La fe que mueve el Medinaceli

La salida de María Santísima de la Paz deja momentos de máxima tensión y emoción en una Villa entregada durante el Miércoles Santo

Periodista
02 de Abril de 2026
Salida de Nuestro Padre Jesús Cautivo (Medinaceli) y María Santísima de la Paz desde la Parroquia San Isidro Labrador.

Miradas cómplices. Tensión. Una rampa empinada. Segundos en los que el tiempo se congela. Las dimensiones de las puertas del templo, la Parroquia de San Isidro Labrador, acentúan las arduas labores previas al inicio de la estación de penitencia.

Félix guía a sus costaleros. Son los primeros en mimetizarse, en coordinarse hasta que todo encaja. Y sí: Jesús Cautivo ya pisa las calles de la Villa.

Más laboriosa fue —también por las dimensiones del paso— la salida de Nuestra Señora María Santísima de la Paz. Chemi, capataz de la Virgen, pedía a los suyos que "la cuidaran", que "fueran inteligentes", que escucharan sus instrucciones: "tranquilos, suave, que es un empujoncito". Fueron segundos, pero el silencio se hizo. Cientos de pupilas, clavadas en la Paz, que afrontaba una salida especialmente empinada en un momento de máxima tensión, cuando los ruedines dieron paso a las patas.

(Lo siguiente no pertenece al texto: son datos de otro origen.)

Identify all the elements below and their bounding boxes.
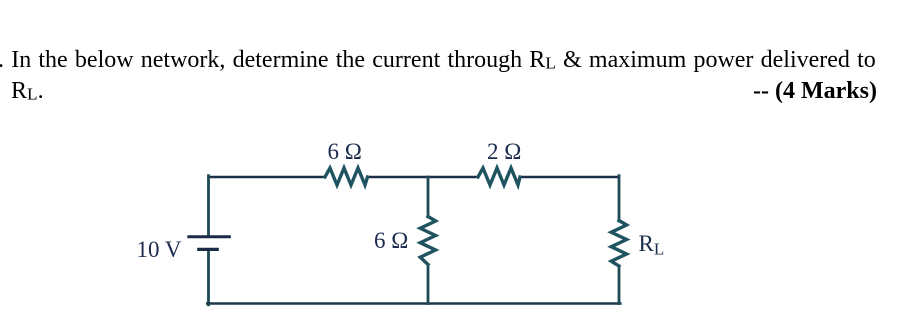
wire bottom xyxy=(207,302,620,305)
svg-text:2 Ω: 2 Ω xyxy=(487,139,521,164)
wire left vertical upper xyxy=(207,176,210,236)
resistor 2 ohm horizontal zigzag xyxy=(478,168,520,185)
battery V1 long plate xyxy=(189,235,230,238)
svg-text:6 Ω: 6 Ω xyxy=(328,139,362,164)
wire top-right segment xyxy=(520,176,619,179)
svg-text:6 Ω: 6 Ω xyxy=(374,228,408,253)
question text line 1 xyxy=(0,47,876,74)
wire right vertical lower xyxy=(618,266,621,304)
wire top-left segment xyxy=(209,176,326,179)
question text line 2 xyxy=(11,78,44,105)
marks label xyxy=(753,78,877,105)
wire middle vertical upper xyxy=(427,177,430,217)
svg-text:RL: RL xyxy=(639,231,665,259)
svg-text:10 V: 10 V xyxy=(137,237,182,262)
wire middle vertical lower xyxy=(427,265,430,304)
resistor 6 ohm middle vertical zigzag xyxy=(420,217,435,265)
wire right vertical upper xyxy=(618,176,621,221)
wire left vertical lower xyxy=(207,251,210,305)
battery V1 short plate xyxy=(199,248,217,251)
resistor 6 ohm horizontal zigzag xyxy=(325,168,368,185)
wire top-middle segment xyxy=(368,176,479,179)
resistor RL vertical zigzag xyxy=(611,221,626,267)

María Santísima transmite esa Paz. Sus fieles, en un esfuerzo titánico, lo consiguieron. Suena a victoria la Banda de Música Nuestra Señora del Rosario de El Cuervo, llegada desde Sevilla. Paso a paso, entre aplausos, la Virgen se reencuentra con su pueblo, que la esperaba con ansias en este Miércoles Santo.

Uno de los momentos más emotivos llegó con la primera levantá de Nuestro Padre Jesús Cautivo, a pocos metros de la salida del templo, junto a la Plaza de la Iglesia. Un instante para los que ya no están. "Se me fue hace poco mi amigo Antonio. Las personas no se van cuando no se olvidan, y hoy le vamos a tener presente con nosotros. Va por Antonio García Perea", pronunció el capataz Félix Gálvez. Los aplausos confirmaron que, mientras hay memoria, nadie se desvanece. Y suena la Banda de Cornetas y Tambores María Santísima de la Palma, llegada desde Marchena.

Las estrechas calles de la Villa ganan aún más protagonismo con el paso del Señor y la Señora, que continúan sumando fieles en forma de promesa, dejando tras de sí un mar de fe.